What is a Data Engineer at SAS?
See every interview question for this role
Sign up free to access the full question bank for this company and role.
Sign up freeAlready have an account? Sign inPractice questions from our question bank
Curated questions for SAS from real interviews. Click any question to practice and review the answer.
Design a dependency-aware ETL orchestration system that coordinates engineering, QA, and client handoffs for 1,200 daily feeds with strict 6 AM SLAs.
Design a batch ETL pipeline that detects, imputes, and monitors missing values before loading analytics tables with daily SLA compliance.
Design a batch data pipeline with quality gates, quarantine handling, and monitored reprocessing for 120M finance records per day.
Sign up to see all questions
Create a free account to access every interview question for this role.
Sign up freeAlready have an account? Sign inGetting Ready for Your Interviews
As you prepare for your interviews at SAS, it’s critical to focus on both your technical skills and your ability to work collaboratively within a team. The following evaluation criteria will help you understand what interviewers are looking for:
Role-related Knowledge – This criterion focuses on your technical expertise in data engineering concepts, programming languages (especially Python and SQL), and tools like Pandas and Spark. Be prepared to discuss your experience with data modeling, ETL processes, and database management.
Problem-solving Ability – Interviewers will assess how you approach complex data challenges. Demonstrating a structured thought process and the ability to analyze problems from multiple angles will be crucial.
Leadership – Even if applying for a non-leadership role, showcasing your ability to communicate effectively and influence others is important. Discuss your experiences leading projects or initiatives, even in informal capacities.
Culture Fit / Values – Understanding and aligning with SAS's values is essential. Be ready to discuss how your personal values align with the company culture and how you can contribute positively to the team dynamic.
Interview Process Overview
The interview process at SAS typically involves several stages, beginning with an initial screening that may include a technical assessment. Following this, candidates often participate in one or more technical interviews that delve deeper into programming, data manipulation, and system design concepts. In addition to technical evaluations, you can expect behavioral interviews that assess your teamwork and leadership capabilities.
Throughout the process, SAS emphasizes collaboration and a user-centric approach to data engineering. Candidates who can demonstrate a thorough understanding of data's role in driving business outcomes will stand out. The pace of the interviews is generally moderate, allowing candidates to articulate their thought processes clearly.
This visual timeline helps you understand the structure of the interview process, from initial screenings to technical and behavioral interviews.

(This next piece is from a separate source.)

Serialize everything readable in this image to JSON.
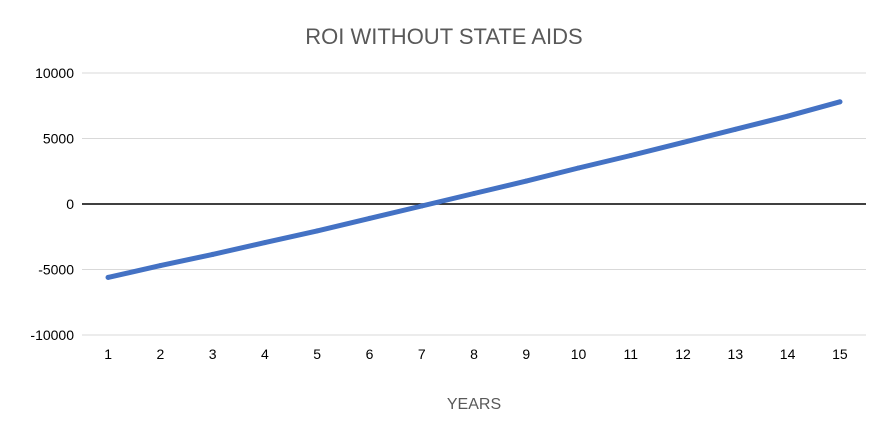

Use this to plan your preparation and manage your energy effectively during each stage, ensuring you remain focused and articulate throughout.
Deep Dive into Evaluation Areas
In this section, we will explore the major evaluation areas that SAS focuses on when interviewing candidates for the Data Engineer role.
Technical Proficiency
Technical proficiency is paramount for a Data Engineer. Interviewers will evaluate your understanding of data manipulation, programming languages, and database management systems.
- SQL Proficiency – Your ability to write complex queries and optimize them for performance.
- Python and Libraries – Familiarity with data manipulation libraries like Pandas and NumPy.
- ETL Processes – Understanding of data extraction, transformation, and loading techniques.
- Data Storage Solutions – Knowledge of different database types (e.g., relational vs. non-relational) and their applications.
- Big Data Technologies – Familiarity with tools such as Apache Spark or Hadoop can be advantageous.
Example questions or scenarios:
- "How would you design an ETL pipeline for a new data source?"
- "What considerations would you take into account when selecting a database for a specific use case?"
Problem-Solving and Analytical Skills
Your problem-solving approach will be closely examined, particularly your ability to navigate complex data scenarios.
- Scenario-Based Thinking – How you approach hypothetical situations and real-world challenges.
- Analytical Frameworks – Your ability to apply structured methodologies to solve data-related problems.
- Data Quality Assessment – Understanding the importance of data quality and how to maintain it.
Example questions or scenarios:
- "Describe a challenging analytical problem you’ve solved and the process you followed."
- "How would you handle unexpected data discrepancies during an analysis?"
Communication and Collaboration
Strong communication skills are vital for working effectively within teams and across departments.
- Stakeholder Engagement – Your ability to communicate technical concepts to non-technical stakeholders.
- Team Collaboration – How you work with peers, share knowledge, and contribute to team goals.
- Influencing Skills – Your capacity to persuade others and drive consensus on technical decisions.
Example questions or scenarios:
- "How do you ensure that all team members are aligned on project goals and deliverables?"
- "Can you provide an example of how you navigated a disagreement within your team?"